Changes and clinical significance of invariant natural killer T cells and their subsets in newly diagnosed type 1 diabetic patients

Abstract Objective:The aim of this study was to investigate the changes and clinical significance of the invariant natural killer T(iNKT) cells and their subsets in peripheral blood of newly diagnosed type 1 diabetic patients. Methods: 23 newly diagnosed type 1 diabetic patients and 17 healthy volunteers(from 2015 to 2019)were collected. Peripheral blood mononuclear cells (PBMC) were isolated by FICOII method, the ratio of main cell subsets of PBMC was determined by Flow cytometry. The changes of iNKT cells and their subsets (CD4 + , CD4-CD8-, CD8 + , CD4 + CD8 +) in peripheral blood as well as their correlation with clinical indexes were monitored. Results: Compared with the healthy group, the absolute TCRVβ11+iNKT cell number in the peripheral blood of newly diagnosed type 1 diabetic patients (p=0.03) was significantly higher. The absolute CD4+TCRVβ11iNKT cell number (p=0.00) , CD4+TCRVα24 +iNKT cells (p=0.01) , CD4+TCRVα24J18 +iNKT cells (p=0.00) ,CD8+TCRVβ11+iNKT cells(p=0.021) and CD4+CD8+ TCRVα24+iNKT cells (p=0.002) were significantly increased.
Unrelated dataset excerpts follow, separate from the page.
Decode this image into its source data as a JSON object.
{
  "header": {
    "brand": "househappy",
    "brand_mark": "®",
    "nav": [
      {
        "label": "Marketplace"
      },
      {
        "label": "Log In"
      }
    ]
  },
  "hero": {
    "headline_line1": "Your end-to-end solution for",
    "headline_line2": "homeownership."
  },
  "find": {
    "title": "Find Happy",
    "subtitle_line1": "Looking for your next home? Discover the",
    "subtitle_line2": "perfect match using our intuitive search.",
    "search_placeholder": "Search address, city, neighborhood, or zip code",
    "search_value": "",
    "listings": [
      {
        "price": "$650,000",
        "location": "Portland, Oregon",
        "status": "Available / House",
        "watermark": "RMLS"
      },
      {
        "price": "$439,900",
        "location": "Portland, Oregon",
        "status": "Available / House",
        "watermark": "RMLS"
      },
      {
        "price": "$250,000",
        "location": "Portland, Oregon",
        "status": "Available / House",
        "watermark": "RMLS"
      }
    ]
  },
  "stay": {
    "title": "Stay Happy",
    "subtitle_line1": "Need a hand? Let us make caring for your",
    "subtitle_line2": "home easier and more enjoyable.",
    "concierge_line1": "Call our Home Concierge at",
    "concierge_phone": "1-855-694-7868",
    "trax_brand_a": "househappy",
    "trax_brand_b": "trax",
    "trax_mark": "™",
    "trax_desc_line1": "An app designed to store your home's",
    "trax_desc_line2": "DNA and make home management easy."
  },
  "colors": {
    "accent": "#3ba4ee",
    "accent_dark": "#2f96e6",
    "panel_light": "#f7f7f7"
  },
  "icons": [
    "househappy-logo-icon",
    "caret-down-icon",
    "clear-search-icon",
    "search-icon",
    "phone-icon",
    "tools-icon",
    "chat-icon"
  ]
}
The absolute CD4-CD8-TCRVα24+iNKT cell number (p=0.030) in T1DM patients was significantly lower than that in HC. In newly diagnosed type 1 diabetic patients, the absolute CD4+TCRVβ11+iNKT cell number was negatively correlated with BMI (p=0.001, r=-0.492) , and the absolute CD4+TCRVα24+iNKT cell number was negatively correlated with BMI (p=0.014, r=-0.387) , the absolute CD4+TCRVα24J18+iNKT cell number was negatively correlated with BMI (p=0.010, r=-0.402) and positively correlated with glycated hemoglobin (P=0.048, r=0.417). The absolute CD4+CD8+TCRVα24+iNKT cell number was positively correlated with 30 minutes and 1 hour postprandial C-peptide(p= 0.002, r=0.664; p= 0.002, r = 0.669) . Conclusion: Our data indicated a higher absolute iNKT cell number in T1DM patients compared with that in healthy patients, and was accompanied by changes in the number of cell subsets. The immune dysfunction mediated by iNKT cells may associate with the development of type 1 diabetes.